As velocidades foram escolhidas para uma oscilação visível em aula. A quantidade de movimento na colisão horizontal fixa a velocidade do bloco (ou do conjunto); depois a energia aparece no ½m_sw v² ↔ m_sw gL(1−cos θ)

Atalhos de teclado

  • •Espaço ou Enter — disparar
  • •R — reiniciar

Grandezas medidas

v após a colisão (massa que oscila)0.074m/s
Massa que oscila4.5120kg
Ec logo após a colisão0.013J
θ_max (pela energia, 1−cos θ)1.17°

Gráficos

Sobre o modelo

O pêndulo balístico é o modo clássico de estimar a velocidade de uma bala sem medi-la em voo. Há duas etapas: uma colisão perfeitamente inelástica (a bala de massa m crava-se no bloco de massa M) e, em seguida, a oscilação sem perdas. A quantidade de movimento dá (M + m)V = mv₀. O ângulo máximo do painel segue da conservação da energia ½(M + m)V² = (M + m)gL(1 − cos θ_max). A animação integra θ″ = −(g/L) sin θ (Verlet em velocidade), e não a aproximação sin θ ≈ θ. Há ainda uma colisão unidimensional com coeficiente de restituição e, quando no fio está só a massa M. Os gráficos mostram a energia cinética, a potencial e a mecânica total. Simplificações: haste sem peso, sem atrito nem resistência, colisão instantânea.
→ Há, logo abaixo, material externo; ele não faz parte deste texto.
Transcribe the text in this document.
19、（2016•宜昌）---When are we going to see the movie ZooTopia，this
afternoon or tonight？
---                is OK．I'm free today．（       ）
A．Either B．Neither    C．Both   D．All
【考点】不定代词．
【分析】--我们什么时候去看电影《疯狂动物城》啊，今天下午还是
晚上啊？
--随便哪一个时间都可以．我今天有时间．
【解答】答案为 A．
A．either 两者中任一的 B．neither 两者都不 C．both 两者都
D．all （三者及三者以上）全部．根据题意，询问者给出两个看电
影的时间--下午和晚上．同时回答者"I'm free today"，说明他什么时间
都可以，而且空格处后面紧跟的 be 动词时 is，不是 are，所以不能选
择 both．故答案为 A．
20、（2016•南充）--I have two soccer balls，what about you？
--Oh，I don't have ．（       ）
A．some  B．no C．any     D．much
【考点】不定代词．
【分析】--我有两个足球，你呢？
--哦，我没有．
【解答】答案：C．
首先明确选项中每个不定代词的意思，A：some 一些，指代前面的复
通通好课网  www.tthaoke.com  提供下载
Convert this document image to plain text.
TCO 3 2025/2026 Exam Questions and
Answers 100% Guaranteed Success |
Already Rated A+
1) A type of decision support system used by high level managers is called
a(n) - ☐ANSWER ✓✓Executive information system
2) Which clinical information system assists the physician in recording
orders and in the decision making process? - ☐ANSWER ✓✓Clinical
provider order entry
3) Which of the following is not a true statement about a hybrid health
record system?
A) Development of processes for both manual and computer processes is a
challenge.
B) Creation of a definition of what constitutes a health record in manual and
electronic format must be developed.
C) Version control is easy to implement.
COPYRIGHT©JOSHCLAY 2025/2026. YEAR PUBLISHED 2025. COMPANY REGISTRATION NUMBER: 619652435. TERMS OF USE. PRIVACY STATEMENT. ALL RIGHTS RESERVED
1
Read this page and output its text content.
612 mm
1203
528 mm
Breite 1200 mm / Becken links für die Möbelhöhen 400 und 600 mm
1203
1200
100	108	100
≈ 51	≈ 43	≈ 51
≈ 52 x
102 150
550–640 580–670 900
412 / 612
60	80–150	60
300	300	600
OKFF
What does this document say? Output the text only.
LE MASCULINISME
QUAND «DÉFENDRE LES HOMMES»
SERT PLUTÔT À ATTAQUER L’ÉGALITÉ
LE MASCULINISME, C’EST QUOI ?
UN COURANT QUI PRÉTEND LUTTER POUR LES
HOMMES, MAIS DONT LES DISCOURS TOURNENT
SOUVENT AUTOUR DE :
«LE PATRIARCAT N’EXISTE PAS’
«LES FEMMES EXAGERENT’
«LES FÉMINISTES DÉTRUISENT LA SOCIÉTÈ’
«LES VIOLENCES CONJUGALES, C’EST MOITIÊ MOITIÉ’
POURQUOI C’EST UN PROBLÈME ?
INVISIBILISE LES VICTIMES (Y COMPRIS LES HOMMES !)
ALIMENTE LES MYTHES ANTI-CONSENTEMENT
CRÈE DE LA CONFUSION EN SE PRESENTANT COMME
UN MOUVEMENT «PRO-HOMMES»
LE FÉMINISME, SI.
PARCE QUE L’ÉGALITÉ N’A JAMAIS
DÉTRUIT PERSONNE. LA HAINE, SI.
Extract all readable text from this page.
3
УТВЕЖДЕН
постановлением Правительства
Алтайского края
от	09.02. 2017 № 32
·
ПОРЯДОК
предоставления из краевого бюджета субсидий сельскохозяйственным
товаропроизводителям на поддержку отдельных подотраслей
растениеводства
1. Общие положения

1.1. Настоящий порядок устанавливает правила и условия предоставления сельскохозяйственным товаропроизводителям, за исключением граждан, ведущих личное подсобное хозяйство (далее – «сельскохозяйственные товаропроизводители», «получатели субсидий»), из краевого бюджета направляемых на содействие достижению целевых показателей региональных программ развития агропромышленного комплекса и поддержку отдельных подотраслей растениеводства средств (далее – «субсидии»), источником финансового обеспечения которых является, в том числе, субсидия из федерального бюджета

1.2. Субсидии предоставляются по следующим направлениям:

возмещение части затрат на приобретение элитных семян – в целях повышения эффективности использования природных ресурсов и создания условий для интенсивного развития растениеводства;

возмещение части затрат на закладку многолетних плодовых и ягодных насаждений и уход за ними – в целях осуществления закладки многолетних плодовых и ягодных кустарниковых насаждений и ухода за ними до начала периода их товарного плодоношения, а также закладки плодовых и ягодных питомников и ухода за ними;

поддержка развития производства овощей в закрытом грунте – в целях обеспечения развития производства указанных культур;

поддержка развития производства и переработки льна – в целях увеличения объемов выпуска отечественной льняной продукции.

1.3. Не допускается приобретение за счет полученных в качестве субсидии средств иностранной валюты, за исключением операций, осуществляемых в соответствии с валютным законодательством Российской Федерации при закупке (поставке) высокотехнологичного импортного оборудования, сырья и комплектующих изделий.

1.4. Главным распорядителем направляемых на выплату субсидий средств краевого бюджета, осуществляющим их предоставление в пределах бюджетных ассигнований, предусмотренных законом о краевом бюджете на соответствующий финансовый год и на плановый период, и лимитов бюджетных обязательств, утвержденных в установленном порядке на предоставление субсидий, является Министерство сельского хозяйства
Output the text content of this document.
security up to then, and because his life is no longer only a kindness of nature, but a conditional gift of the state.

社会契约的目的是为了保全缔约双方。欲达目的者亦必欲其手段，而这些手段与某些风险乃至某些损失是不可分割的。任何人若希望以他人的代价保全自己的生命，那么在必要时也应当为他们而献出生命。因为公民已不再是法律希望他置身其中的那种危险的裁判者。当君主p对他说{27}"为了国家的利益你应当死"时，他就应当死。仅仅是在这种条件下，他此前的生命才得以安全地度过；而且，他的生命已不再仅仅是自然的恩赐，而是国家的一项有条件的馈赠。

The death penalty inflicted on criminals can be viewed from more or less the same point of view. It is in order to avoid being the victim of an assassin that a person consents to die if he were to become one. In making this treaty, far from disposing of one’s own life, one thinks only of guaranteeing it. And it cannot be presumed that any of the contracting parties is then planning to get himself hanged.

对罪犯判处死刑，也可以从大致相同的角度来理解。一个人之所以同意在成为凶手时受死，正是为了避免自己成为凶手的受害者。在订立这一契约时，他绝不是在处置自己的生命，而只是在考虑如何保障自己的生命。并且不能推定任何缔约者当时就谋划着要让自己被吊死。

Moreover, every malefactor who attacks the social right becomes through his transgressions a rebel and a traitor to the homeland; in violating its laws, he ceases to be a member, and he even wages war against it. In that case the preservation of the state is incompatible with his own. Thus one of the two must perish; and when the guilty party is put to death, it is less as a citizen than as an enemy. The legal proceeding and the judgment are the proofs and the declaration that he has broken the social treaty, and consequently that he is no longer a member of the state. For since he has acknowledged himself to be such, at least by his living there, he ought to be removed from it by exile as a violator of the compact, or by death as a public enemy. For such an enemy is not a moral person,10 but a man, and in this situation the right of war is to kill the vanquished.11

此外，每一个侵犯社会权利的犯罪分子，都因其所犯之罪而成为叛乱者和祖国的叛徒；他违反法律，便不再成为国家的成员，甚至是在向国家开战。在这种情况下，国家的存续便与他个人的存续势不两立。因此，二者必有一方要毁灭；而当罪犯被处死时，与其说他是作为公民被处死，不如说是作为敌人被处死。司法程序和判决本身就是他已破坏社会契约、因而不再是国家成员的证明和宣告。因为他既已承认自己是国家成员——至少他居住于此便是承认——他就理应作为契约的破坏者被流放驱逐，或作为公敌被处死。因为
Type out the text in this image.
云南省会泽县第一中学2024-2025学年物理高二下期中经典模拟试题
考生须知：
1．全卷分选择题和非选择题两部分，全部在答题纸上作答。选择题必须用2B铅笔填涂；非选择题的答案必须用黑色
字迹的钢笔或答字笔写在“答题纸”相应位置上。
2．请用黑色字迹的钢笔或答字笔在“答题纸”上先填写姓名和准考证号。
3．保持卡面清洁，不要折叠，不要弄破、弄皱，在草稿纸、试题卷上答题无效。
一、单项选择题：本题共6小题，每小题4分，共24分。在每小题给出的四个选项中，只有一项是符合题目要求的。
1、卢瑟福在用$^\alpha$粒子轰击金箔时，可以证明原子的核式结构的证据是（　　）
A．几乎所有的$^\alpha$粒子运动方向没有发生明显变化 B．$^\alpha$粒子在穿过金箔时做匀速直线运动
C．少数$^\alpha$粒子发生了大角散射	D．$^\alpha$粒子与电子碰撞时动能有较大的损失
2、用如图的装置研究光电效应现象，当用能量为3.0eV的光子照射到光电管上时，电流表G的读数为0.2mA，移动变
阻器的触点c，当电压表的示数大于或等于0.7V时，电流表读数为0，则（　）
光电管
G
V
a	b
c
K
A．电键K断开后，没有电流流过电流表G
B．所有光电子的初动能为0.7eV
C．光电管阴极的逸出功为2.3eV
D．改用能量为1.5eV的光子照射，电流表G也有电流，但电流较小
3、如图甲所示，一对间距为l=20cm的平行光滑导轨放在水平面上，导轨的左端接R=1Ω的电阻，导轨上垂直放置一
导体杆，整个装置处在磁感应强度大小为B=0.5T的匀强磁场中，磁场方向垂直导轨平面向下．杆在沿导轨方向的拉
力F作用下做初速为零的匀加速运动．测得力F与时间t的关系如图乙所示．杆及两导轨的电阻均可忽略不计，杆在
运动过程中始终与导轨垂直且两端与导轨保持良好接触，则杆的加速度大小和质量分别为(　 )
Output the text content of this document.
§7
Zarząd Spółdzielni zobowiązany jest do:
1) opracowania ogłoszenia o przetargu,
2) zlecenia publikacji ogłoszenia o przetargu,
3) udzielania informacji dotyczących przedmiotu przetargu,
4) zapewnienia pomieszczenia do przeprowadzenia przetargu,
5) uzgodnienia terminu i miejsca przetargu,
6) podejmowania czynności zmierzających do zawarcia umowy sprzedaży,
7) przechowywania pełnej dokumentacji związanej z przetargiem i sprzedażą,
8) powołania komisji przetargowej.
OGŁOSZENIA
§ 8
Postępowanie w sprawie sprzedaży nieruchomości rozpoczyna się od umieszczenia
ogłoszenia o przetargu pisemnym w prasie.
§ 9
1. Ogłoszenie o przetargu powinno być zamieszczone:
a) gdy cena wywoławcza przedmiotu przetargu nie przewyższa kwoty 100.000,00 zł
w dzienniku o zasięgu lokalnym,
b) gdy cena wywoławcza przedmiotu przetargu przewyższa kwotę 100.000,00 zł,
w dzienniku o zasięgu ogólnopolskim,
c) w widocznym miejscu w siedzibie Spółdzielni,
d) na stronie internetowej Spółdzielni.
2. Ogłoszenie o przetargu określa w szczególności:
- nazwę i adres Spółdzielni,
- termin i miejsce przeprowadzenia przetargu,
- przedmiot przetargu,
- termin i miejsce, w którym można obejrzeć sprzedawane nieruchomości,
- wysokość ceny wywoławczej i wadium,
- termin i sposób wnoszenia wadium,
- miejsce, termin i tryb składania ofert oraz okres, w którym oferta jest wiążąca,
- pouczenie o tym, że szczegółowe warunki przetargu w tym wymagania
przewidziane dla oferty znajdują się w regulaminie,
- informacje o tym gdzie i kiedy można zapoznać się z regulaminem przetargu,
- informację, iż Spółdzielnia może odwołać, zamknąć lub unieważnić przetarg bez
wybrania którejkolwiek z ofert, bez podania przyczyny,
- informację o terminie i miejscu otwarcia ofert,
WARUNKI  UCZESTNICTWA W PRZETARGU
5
Para quem: Ensino médio e início da faculdade: conservação da quantidade de movimento numa colisão inelástica e, depois, conservação da energia no pêndulo.

Conceitos-chave

  • pêndulo balístico
  • conservação da quantidade de movimento
  • lei da conservação da energia
  • colisão perfeitamente inelástica
  • ângulo máximo de afastamento
  • coeficiente de restituição
  • velocidade da bala

Como funciona

A bala atinge o bloco pendurado no ponto mais baixo; o impulso vai pela tangente. Na colisão perfeitamente inelástica a bala crava-se: (M + m)V = mv₀, e depois a oscilação não tem perdas. Com coeficiente de restituição e a colisão é unidimensional: o bloco recebe v₂′ = (1 + e)mv₀/(m + M) e a bala rebate com v₁′ = v₀ − (1 + e)Mv₀/(m + M); no fio está só o bloco, de modo que ω₀ = v₂′/L. O ângulo máximo de ½M v₂′² = MgL(1 − cos θ_max) pode ser comparado com a solução numérica da equação do pêndulo.

Fórmulas principais

Modo embutido: (M+m)V = mv₀  ·  ½(M+m)V² = (M+m)gL(1−cos θ_max)
Caso geral: v₂′ = (1+e)mv₀/(m+M)  ·  ω₀ = v₂′/L

Perguntas frequentes

Por que se toma a colisão como perfeitamente inelástica? A energia não se perde?
A bala crava-se no bloco e os dois seguem juntos: essa é a definição de colisão perfeitamente inelástica. Parte da energia cinética vira calor e deformação, por isso a conservação da energia não se aplica à colisão em si. No instante breve do impacto, para o sistema «bala + bloco» conserva-se a quantidade de movimento.
É preciso a aproximação de ângulos pequenos?
Não. A fórmula de θ_max sai da energia exata ½(M + m)V² = (M + m)gL(1 − cos θ_max), e o movimento, da equação completa do pêndulo. A aproximação sin θ ≈ θ só vale em amplitudes muito pequenas e aqui não é usada.
Para que isso servia na balística?
Antes da eletrônica estimava-se assim a velocidade inicial da bala: media-se o ângulo de um bloco pesado suspenso e calculava-se v₀ com a quantidade de movimento e a energia. Hoje é, sobretudo, uma prática de laboratório sobre as leis de conservação.
O que falta no modelo ideal?
A resistência do ar na oscilação, o atrito no pivô, o momento de inércia do bloco (tratado como ponto material) e a elasticidade da haste. No experimento real isso introduz erro sistemático.